Running the Pipeline

Here's how you invoke it and inspect the full reasoning trace:

def run_agentic_rag(question: str, max_rewrites: int = 3) -> dict:
    """
    Run the agentic RAG pipeline and return the result with full trace.
    """
    initial_state = AgenticRAGState(
        original_query=question,
        current_query=question,
        max_rewrites=max_rewrites
    )
    
    # Run the graph
    result = app.invoke(initial_state)
    
    return {
        "question": result["original_query"],
        "answer": result["final_answer"],
        "queries_attempted": [result["original_query"]] + [
            # Extract rewritten queries from trace for display
        ],
        "documents_used": len(result["relevant_documents"]),
        "rewrites": result["rewrite_count"],
        "grounded": result["grounded"],
        "failure_reason": result.get("failure_reason"),
        "reasoning_trace": result["reasoning_trace"]
    }

# Example usage
result = run_agentic_rag(
    "What's the retry backoff strategy for the ingestion pipeline when "
    "the data warehouse connection times out?"
)

print(f"Answer: {result['answer']}\n")
print(f"Documents used: {result['documents_used']}")
print(f"Query rewrites: {result['rewrites']}")
print(f"Grounded: {result['grounded']}")
print("\n--- Reasoning Trace ---")
for i, step in enumerate(result["reasoning_trace"], 1):
    print(f"{i}. {step}")

A typical trace for a successful multi-attempt retrieval looks like:

1. Retrieved 6 documents for query: 'retry backoff strategy ingestion pipeline...'
2. Document from pipeline/ingestion.py: low relevance.

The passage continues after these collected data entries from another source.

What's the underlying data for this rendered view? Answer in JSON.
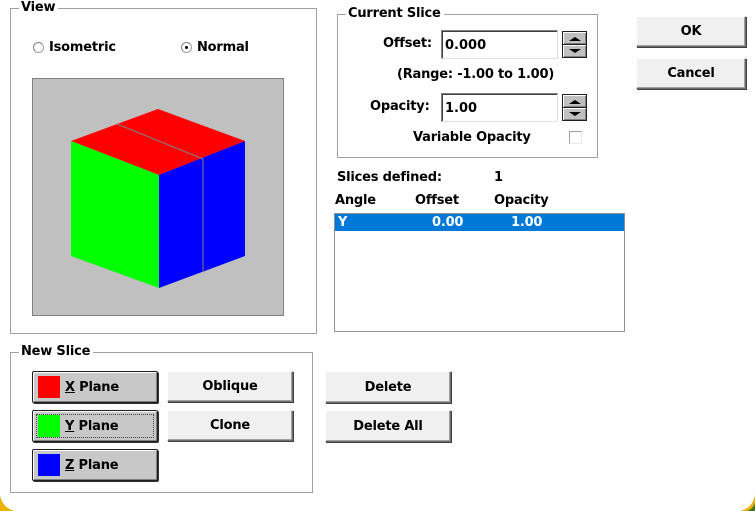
{
  "view": {
    "title": "View",
    "options": [
      {
        "label": "Isometric",
        "selected": false
      },
      {
        "label": "Normal",
        "selected": true
      }
    ],
    "preview": {
      "background": "#c0c0c0",
      "top_face_color": "#ff0000",
      "left_face_color": "#00ff00",
      "right_face_color": "#0000ff",
      "slice_line_color": "#808080"
    }
  },
  "current_slice": {
    "title": "Current Slice",
    "offset_label": "Offset:",
    "offset_value": "0.000",
    "range_text": "(Range: -1.00 to 1.00)",
    "opacity_label": "Opacity:",
    "opacity_value": "1.00",
    "variable_opacity_label": "Variable Opacity",
    "variable_opacity_checked": false
  },
  "dialog_buttons": {
    "ok": "OK",
    "cancel": "Cancel"
  },
  "slices": {
    "defined_label": "Slices defined:",
    "defined_count": "1",
    "columns": [
      "Angle",
      "Offset",
      "Opacity"
    ],
    "rows": [
      {
        "angle": "Y",
        "offset": "0.00",
        "opacity": "1.00",
        "selected": true
      }
    ],
    "selection_color": "#0078d7"
  },
  "new_slice": {
    "title": "New Slice",
    "planes": [
      {
        "mnemonic": "X",
        "rest": " Plane",
        "color": "#ff0000",
        "focused": false
      },
      {
        "mnemonic": "Y",
        "rest": " Plane",
        "color": "#00ff00",
        "focused": true
      },
      {
        "mnemonic": "Z",
        "rest": " Plane",
        "color": "#0000ff",
        "focused": false
      }
    ],
    "oblique": "Oblique",
    "clone": "Clone"
  },
  "list_actions": {
    "delete": "Delete",
    "delete_all": "Delete All"
  }
}
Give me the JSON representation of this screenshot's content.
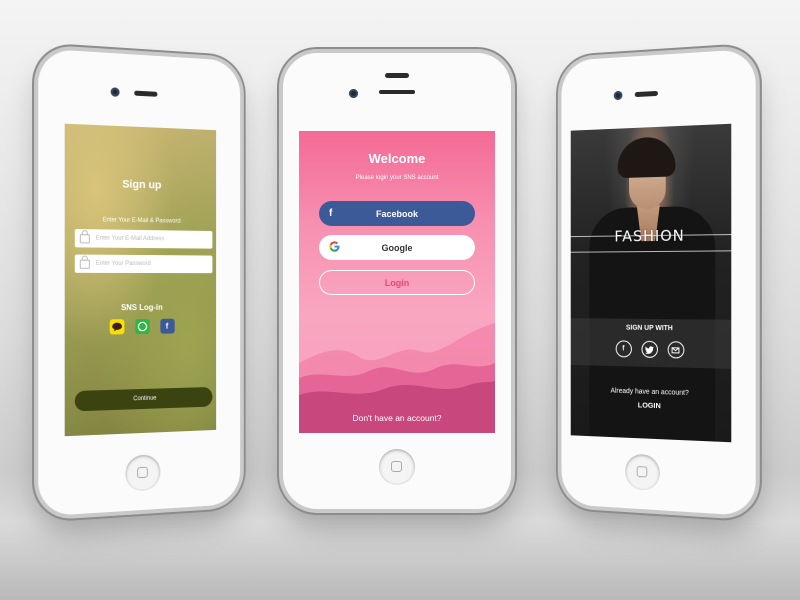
{
  "phone1": {
    "title": "Sign up",
    "subtitle": "Enter Your E-Mail & Password",
    "email_placeholder": "Enter Your E-Mail Address",
    "password_placeholder": "Enter Your Password",
    "sns_label": "SNS Log-in",
    "sns_icons": [
      "kakao-talk-icon",
      "whatsapp-icon",
      "facebook-icon"
    ],
    "continue_label": "Continue",
    "accent": "#3b4310"
  },
  "phone2": {
    "title": "Welcome",
    "subtitle": "Please login your SNS account",
    "facebook_label": "Facebook",
    "google_label": "Google",
    "login_label": "Login",
    "signup_prompt": "Don't have an account?",
    "facebook_color": "#3d5a98",
    "accent": "#e8477a"
  },
  "phone3": {
    "brand": "FASHION",
    "signup_with": "SIGN UP WITH",
    "social_icons": [
      "facebook-icon",
      "twitter-icon",
      "email-icon"
    ],
    "already_prompt": "Already have an account?",
    "login_label": "LOGIN"
  }
}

Reason: Document covers...
3. Document from ops/runbook.md: low relevance. Reason: General runbook...
4. Grading complete: 0/6 documents passed relevance check.
5. Routing decision: Insufficient relevant docs (0). Routing to query rewriter.
6. Query rewrite #1: Strategy='rephrase_intent'. New query: 'exponential backoff...
7. Retrieved 6 documents for query: 'exponential backoff connection timeout...'
8. Document from config/pipeline_config.yaml: high relevance. Reason: Contains...
9. Document from src/retry_handler.py: high relevance. Reason: Implements...
10. Grading complete: 4/6 documents passed relevance check.
11. Routing decision: Sufficient relevant documents found. Proceeding to generation.
12. Generated answer using 4 relevant documents.
13. Hallucination check: PASSED with high confidence. All claims traceable...

Hands-On Exercise

Now that you understand the full pipeline, your task is to extend it with one of the most powerful agentic RAG patterns: iterative sub-question decomposition.

Some questions can't be answered by a single retrieval pass because they require synthesizing information that lives in genuinely separate parts of the knowledge base. For example: "Compare the error handling strategies used in our Python data pipelines vs. our Go microservices." This requires at least two separate retrieval passes, each targeting different content.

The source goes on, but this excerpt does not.